Em 2005, o rendimento médio dos domicílios chegou a R$ 1.536, contra R$ 1.462 em 2004. O valor inclui as rendas do trabalho e de outras fontes, como aposentadorias, pensões, aluguéis, aplicações e programas de transferência de renda.
Da última vez em que a renda cresceu no país, o trabalhador ainda se beneficiava dos ganhos de estabilidade proporcionados pelo Plano Real.

Carteira assinada
Segundo especialistas, na prática, a conta passou a incluir menos pessoas com remuneração baixa, o que foi o principal fator a inflar a renda do trabalho em 2005. "O trabalho com carteira assinada cresceu muito e, em geral, tem um nível de remuneração mais alta", disse João Sabóia, diretor do Instituto de Economia da UFRJ.
Em 2005, o crescimento da renda, especialmente entre os mais pobres, foi impulsionado pelo aumento em termos reais de 9,9% do salário mínimo. Além disso, o dólar em baixa ajudou a reduzir os preços dos alimentos, e o índice oficial de inflação, o IPCA (Índice de Preços ao Consumidor Amplo), recuou para 5,69% no ano, o menor patamar desde 1998.
Para Marcelo de Ávila, economista do Ipea (Instituto de Pesquisa Econômica Aplicada), os dados indicam que a Pnad de 2006 deve mostrar novo crescimento da renda, amparado no aumento dos trabalhadores formais e do salário mínimo.

Desigualdade
A Pnad confirmou a tendência de redução da desigualdade verificada nos últimos anos. O índice de Gini das rendas do trabalho apresentou um ligeiro recuo, de 0,547 para 0,544, o mais baixo desde 1981, no cálculo. O índice varia de 0 a 1 -quanto mais próximo de 1, maior a desigualdade. A concentração de renda não cresce no país desde 1993.
Segundo Néri, o bem-estar social (combinação da renda per capita domiciliar e da desigualdade) cresceu 7,6% em 2005, contra uma expansão de 5,9% em 2004. Apesar disso, o economista classifica a redução da desigualdade de 2005 como "frustrante" porque havia a expectativa de um recuo maior.
"A desigualdade está diminuindo muito lentamente, mas de forma contínua", afirmou Vandeli Guerra, do IBGE. Todas as classes de renda registraram ganhos pela primeira vez desde 1996. A desigualdade caiu por causa dos ganhos um pouco maior dos mais pobres.
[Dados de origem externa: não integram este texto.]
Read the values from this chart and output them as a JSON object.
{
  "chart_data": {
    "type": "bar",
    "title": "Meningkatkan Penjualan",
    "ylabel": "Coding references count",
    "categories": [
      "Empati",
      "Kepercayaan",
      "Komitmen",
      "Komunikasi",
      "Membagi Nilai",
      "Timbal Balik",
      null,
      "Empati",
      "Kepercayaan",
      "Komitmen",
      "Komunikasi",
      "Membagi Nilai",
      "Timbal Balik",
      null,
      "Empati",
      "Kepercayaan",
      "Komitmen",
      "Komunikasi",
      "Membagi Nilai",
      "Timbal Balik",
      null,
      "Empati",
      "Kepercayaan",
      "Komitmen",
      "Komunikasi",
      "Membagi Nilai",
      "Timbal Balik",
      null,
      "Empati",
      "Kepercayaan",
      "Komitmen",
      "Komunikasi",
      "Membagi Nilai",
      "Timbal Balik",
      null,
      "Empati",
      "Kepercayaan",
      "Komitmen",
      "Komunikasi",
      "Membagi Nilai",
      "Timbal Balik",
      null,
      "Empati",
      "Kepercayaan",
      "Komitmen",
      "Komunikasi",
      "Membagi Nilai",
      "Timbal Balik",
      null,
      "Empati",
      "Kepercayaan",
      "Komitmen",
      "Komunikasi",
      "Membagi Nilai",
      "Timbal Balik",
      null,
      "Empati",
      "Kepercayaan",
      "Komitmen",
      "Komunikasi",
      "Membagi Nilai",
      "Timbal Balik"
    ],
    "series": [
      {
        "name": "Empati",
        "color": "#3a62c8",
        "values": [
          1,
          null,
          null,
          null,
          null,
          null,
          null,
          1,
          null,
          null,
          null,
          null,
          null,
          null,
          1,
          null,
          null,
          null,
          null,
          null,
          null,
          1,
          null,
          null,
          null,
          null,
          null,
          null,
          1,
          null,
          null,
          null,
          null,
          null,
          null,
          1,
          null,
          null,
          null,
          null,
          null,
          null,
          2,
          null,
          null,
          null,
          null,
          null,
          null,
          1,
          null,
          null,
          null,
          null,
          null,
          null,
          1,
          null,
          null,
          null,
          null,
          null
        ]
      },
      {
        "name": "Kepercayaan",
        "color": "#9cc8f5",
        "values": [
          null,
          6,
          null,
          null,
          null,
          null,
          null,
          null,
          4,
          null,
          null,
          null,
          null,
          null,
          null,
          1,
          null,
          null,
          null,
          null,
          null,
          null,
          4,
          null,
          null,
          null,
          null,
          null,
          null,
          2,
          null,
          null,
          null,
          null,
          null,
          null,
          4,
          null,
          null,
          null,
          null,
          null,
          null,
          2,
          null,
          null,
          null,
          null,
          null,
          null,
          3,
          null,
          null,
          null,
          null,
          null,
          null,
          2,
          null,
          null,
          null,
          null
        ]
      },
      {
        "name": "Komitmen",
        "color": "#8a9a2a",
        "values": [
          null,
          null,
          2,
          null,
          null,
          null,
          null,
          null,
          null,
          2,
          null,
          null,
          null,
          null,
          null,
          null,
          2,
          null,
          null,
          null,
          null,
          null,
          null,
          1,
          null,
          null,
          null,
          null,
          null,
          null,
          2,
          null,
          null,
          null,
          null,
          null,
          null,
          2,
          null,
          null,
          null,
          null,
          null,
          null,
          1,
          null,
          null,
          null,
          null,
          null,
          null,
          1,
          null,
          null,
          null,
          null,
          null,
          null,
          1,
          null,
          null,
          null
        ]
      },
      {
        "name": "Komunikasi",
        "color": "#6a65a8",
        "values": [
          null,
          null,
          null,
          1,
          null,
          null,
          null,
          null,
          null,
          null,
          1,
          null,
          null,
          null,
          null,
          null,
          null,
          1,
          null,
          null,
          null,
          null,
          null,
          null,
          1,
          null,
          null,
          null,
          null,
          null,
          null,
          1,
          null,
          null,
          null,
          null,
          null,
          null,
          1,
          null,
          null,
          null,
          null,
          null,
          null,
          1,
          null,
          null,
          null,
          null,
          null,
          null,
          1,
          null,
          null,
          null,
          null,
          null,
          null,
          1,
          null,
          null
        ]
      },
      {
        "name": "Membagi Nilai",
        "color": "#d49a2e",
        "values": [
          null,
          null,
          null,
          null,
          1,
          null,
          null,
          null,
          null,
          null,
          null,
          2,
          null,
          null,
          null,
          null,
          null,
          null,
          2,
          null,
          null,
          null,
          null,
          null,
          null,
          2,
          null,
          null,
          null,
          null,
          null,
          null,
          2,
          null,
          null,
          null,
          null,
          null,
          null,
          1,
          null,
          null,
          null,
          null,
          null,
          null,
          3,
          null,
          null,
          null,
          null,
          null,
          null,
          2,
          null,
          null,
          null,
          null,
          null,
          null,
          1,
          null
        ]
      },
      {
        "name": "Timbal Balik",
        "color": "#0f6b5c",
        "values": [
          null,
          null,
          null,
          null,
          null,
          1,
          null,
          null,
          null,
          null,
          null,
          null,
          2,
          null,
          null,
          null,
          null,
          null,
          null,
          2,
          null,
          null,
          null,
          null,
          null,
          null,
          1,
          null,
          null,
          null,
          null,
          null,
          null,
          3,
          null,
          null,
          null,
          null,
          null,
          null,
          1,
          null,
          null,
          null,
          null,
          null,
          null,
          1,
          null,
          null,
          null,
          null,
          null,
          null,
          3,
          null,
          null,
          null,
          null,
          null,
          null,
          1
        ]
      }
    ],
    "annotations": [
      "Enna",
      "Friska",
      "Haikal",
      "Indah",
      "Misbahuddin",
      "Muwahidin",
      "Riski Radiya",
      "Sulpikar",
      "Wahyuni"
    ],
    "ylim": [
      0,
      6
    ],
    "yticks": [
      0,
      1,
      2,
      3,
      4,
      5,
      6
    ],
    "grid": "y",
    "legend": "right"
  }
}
A análise com base na renda mensal de todos os trabalhos mostra que os 50% mais pobres tiveram alta de 6,5% nos rendimentos. Já os 10% mais ricos registraram alta de 4,9%. A mudança na apropriação da renda, no entanto, ainda caminha a passos lentos. Em 2004, os 50% mais pobres detinham 16% da renda total. Em 2005, esse percentual subiu para 16,3%.
Sob a ótica do rendimento do trabalho, o ganho foi maior na faixa de renda próxima do salário mínimo, com alta de 10,3%. Quando se incluem na conta rendimentos provenientes de pensões ou de programas de transferência de renda, o crescimento da renda é mais intenso entre os 10% mais pobres, com alta de 14,8%.